A Força Aérea Portuguesa estava satisfeita com o trabalho do pai de tal forma que, quando Herculano tinha sete anos, o pai Herculano José foi contratado para Moçambique e levou toda a família para Lourenço Marques, actual Maputo. “Meu pai tinha, então, cerca de 50 anos, e ficou com a responsabilidade da manutenção das centrais eléctricas da Força Aérea Portuguesa em todo o Moçambique desde Norte a Sul”. 
“Fomos para Maputo fazer uma vida normal”. O salário que a Força Aérea Portuguesa pagava ao pai em Lourenço Marques era muito superior ao que recebia na Base das Lajes, na Terceira. “Éramos uma família humilde. Mas ele, ao aceitar ir para África, tenho de o agradecer porque nos abriu novos horizontes. Se tivesse ficado na Terceira, não sei se teria emigrado como outros conterrâneos meus para a América ou para o Canadá ou se teria ficado ali (Terceira) ”, desabafa Herculano.

Em Maputo têm uma vida aceitável…
Herculano Anjos fez a terceira e a quarta classe em Lourenço Marques e seguiu os estudos para a escola preparatória, para a escola comercial e para a Faculdade. “Já fiz parte de uma geração em que não havia nenhuma exploração do colono para com os negros. Nós crescemos juntos, estudávamos juntos, andávamos na mesma escola, praticávamos desporto e também discutíamos política. Naquela época, juntávamo-nos em grupos pensando no futuro e na independência de Moçambique, não nos moldes em que estava a ser divulgado. Portugal tinha uma guerra em Moçambique não só contra os grupos armados locais, mas suportados por duas potências enormes, que eram a China e a Rússia. Até nós sabíamos, mesmo com tenra idade, que tínhamos exemplos de outros países, mesmo africanos, que o pós-independência seria terrível, seria a pobreza imediata e veio a acontecer.

Quando deixou Moçambique?
Eu nunca deixei Moçambique. O meu coração sempre esteve e está em Moçambique. Vivi 16 anos em Moçambique até à independência. Saímos de Maputo, após a independência com destino a Lisboa em 1976. Meu pai, entretanto, é chamado pela Força Aérea, como todos os militares são chamados para voltar à base. E como ele conseguiu comprar uma casa para nós morarmos todos, então, eu, em vez de ir para outro país, fiquei em Lisboa onde chegamos em 1976 e fomos maltratados. Todos os retornados passaram uns anos muito difíceis para sobreviver. Foram quase um milhão e meio de pessoas que regressaram de Moçambique a Portugal. Não tinham roupa de Inverno, não tinham comida. Não foi fácil.
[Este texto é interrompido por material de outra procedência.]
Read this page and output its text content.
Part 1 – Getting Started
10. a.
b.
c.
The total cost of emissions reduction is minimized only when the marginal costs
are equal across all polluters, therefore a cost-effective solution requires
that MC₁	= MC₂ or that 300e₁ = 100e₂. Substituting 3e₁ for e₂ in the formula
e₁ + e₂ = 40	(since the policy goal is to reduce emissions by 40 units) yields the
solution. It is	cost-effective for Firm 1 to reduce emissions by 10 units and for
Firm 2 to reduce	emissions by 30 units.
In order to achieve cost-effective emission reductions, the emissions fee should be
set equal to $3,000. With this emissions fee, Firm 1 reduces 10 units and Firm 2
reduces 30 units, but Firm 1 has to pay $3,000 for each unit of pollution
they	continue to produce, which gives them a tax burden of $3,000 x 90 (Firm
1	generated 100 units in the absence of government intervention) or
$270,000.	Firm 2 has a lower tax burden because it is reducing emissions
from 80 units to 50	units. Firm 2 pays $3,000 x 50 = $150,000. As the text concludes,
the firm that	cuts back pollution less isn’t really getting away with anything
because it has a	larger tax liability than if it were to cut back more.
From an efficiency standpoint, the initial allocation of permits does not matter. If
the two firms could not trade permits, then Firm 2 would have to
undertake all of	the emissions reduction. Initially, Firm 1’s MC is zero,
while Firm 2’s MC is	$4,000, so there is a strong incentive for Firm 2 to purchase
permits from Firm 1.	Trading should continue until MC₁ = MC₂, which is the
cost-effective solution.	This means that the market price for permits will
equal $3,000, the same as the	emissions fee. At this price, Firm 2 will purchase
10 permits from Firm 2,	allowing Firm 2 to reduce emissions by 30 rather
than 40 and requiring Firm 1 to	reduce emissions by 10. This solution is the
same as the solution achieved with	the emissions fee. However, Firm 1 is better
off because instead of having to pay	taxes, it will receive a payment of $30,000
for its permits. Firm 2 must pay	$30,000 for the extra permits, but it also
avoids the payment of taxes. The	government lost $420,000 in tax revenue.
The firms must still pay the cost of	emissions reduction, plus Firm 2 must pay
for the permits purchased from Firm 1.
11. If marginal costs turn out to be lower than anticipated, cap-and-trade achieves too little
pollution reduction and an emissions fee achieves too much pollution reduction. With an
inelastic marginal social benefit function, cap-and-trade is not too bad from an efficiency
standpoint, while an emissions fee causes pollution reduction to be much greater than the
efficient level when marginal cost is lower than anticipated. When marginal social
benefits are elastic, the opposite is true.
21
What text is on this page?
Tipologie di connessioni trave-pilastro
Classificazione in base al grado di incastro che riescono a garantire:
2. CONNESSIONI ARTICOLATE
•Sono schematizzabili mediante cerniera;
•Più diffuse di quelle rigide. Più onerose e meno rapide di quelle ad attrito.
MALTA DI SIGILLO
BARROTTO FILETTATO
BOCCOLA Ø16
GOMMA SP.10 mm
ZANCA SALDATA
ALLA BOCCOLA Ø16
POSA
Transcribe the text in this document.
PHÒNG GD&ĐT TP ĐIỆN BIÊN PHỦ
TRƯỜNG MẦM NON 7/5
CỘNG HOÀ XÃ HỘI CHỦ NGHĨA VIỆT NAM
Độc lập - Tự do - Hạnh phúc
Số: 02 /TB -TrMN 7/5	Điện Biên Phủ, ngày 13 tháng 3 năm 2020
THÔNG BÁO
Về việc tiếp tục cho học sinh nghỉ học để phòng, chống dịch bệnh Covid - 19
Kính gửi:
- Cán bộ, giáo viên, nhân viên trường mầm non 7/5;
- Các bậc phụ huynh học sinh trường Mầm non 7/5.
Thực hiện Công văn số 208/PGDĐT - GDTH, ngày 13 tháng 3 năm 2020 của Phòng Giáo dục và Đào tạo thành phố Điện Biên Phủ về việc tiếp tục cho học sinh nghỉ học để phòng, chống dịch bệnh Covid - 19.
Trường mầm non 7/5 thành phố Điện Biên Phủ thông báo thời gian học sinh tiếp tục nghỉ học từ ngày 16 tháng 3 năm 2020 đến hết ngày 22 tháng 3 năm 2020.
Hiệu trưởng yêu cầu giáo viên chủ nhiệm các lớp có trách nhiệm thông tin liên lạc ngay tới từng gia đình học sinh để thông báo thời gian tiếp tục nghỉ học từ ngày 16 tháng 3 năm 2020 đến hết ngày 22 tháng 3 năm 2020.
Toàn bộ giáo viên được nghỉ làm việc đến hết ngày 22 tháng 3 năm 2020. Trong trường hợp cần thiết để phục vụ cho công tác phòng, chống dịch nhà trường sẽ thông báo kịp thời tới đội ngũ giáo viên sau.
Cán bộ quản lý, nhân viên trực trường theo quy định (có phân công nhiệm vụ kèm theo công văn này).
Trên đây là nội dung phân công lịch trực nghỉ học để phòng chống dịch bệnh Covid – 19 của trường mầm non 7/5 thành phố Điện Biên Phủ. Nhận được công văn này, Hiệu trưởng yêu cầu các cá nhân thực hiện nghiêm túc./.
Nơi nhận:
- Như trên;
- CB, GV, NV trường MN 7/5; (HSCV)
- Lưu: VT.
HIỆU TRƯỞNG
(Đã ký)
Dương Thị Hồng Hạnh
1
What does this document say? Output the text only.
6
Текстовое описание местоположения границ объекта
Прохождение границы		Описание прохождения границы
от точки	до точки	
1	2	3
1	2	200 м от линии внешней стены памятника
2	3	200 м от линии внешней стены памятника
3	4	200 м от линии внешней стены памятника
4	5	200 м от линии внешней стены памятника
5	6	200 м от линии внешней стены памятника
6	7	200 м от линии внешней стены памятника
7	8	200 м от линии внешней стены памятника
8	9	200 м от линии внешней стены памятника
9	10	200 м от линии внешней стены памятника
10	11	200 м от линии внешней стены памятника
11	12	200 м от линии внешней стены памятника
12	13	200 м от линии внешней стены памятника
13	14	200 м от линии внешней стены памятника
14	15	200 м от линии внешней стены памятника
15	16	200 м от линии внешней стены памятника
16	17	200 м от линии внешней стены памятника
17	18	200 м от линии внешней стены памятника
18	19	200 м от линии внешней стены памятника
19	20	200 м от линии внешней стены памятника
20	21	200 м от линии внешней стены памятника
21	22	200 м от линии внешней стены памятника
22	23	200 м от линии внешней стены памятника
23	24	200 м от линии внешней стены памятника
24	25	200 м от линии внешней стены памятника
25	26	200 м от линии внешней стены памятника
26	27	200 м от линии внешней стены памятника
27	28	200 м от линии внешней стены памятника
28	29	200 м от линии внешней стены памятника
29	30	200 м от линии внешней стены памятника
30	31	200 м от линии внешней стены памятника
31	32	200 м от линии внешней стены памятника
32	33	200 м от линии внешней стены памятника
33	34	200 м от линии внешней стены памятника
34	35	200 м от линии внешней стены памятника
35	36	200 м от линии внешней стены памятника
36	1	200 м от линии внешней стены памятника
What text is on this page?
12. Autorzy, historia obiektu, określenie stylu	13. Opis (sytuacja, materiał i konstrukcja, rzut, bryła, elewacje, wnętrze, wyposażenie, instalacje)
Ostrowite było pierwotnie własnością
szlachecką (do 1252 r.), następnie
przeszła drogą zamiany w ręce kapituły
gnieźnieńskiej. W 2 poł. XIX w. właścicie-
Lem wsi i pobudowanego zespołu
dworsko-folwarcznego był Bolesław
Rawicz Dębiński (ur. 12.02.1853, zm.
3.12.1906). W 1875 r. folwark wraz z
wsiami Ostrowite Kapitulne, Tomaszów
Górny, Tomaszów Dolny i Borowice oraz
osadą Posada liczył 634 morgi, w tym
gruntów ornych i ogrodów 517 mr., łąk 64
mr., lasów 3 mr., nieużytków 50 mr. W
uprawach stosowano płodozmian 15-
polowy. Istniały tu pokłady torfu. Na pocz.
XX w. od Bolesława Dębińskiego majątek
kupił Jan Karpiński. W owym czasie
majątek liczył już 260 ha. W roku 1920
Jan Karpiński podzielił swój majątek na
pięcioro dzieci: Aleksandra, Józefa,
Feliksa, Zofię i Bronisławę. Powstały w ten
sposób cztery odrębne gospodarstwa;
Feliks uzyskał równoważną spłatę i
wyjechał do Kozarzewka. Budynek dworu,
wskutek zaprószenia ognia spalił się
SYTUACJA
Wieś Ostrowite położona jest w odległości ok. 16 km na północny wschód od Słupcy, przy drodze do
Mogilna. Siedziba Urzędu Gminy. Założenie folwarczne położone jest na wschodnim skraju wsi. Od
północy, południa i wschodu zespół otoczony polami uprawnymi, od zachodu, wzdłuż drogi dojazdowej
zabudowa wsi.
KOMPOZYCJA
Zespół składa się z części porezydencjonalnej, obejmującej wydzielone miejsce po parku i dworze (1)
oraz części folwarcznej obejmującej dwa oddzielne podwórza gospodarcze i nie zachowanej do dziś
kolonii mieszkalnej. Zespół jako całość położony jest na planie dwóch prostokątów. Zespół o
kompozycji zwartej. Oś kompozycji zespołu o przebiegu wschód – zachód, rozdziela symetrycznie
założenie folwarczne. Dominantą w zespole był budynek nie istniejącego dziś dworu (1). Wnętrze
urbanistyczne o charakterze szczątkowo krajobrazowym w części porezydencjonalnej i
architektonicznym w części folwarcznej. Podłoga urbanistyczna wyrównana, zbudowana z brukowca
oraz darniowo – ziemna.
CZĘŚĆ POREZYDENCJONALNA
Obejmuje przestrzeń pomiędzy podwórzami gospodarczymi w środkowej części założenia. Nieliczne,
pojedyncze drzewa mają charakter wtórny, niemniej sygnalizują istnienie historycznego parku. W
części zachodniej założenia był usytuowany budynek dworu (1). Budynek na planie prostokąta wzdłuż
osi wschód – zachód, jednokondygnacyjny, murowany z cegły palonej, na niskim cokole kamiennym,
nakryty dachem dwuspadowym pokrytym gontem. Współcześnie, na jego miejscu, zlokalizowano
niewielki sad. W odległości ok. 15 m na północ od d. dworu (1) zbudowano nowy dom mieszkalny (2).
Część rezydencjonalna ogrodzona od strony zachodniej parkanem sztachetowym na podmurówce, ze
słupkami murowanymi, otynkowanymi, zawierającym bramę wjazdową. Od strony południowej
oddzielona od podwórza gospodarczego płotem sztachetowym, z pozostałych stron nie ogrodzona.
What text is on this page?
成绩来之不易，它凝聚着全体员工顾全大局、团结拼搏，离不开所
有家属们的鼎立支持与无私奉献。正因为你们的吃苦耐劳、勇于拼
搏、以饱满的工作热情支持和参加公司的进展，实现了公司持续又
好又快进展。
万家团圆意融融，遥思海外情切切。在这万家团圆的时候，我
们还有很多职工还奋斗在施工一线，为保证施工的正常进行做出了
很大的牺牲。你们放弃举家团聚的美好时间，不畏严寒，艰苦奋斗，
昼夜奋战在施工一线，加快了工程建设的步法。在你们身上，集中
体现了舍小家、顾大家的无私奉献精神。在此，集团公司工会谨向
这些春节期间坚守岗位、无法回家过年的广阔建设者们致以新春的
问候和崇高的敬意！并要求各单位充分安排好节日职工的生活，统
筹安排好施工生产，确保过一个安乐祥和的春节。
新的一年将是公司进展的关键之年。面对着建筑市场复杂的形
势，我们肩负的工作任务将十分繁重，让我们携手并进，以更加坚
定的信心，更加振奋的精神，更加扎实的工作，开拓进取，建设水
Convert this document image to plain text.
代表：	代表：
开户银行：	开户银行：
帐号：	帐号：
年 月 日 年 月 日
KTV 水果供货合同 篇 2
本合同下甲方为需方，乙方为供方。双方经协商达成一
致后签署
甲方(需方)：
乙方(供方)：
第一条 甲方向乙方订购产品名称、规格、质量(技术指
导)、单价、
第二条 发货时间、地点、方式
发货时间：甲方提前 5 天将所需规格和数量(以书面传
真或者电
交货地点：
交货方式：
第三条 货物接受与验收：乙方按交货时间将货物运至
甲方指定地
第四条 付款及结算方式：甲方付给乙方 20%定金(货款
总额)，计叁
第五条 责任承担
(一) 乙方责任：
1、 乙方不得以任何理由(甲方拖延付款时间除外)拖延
Durante a sua vida em África, privou com o então presidente da Zâmbia, Kenneth Kaunda, em Lusaca…
Não temos ideia do que pode acontecer com o nosso destino. Mas ele nos leva a tomar decisões muito importantes e as ocasiões que surgem na nossa vida, às vezes, passam uma vez e não passam mais. 
Aquando da independência de Moçambique, a Zâmbia e a Tanzânia foram os primeiros paises a enviar uma delegação de diplomatas para criarem Embaixadas reconhecendo Moçambique como país. E a delegação da Zâmbia era enorme porque tinha funcionários de todos os ministérios zambianos para apoiar e para ajudar a Frelimo a montar o governo. Naquela época, eu trabalhava de dia, estudava à noite, praticava desporto e vendia móveis para escritório. E foi assim que fui entrando em todas as embaixadas que se instalavam em Maputo, entre elas a embaixada da Zâmbia. Comecei a vender móveis e encontrei um zambiano do Ministério dos Negócios Estrangeiros da Zâmbia que era, na época, o tradutor oficial do Dr. Kaunda para francês. Houve uma empatia entre os dois e nos tornamos amigos. E em todos os meus dias livres, eu ia para o hotel onde ele estava com um bloco e uma caneta ensinar-lhe português e ele ensinava-me inglês. A nossa relação foi de tal maneira forte que o levou a contar-me que o cunhado dele era o Ministro dos Negócios Estrangeiros do presidente da Zâmbia. 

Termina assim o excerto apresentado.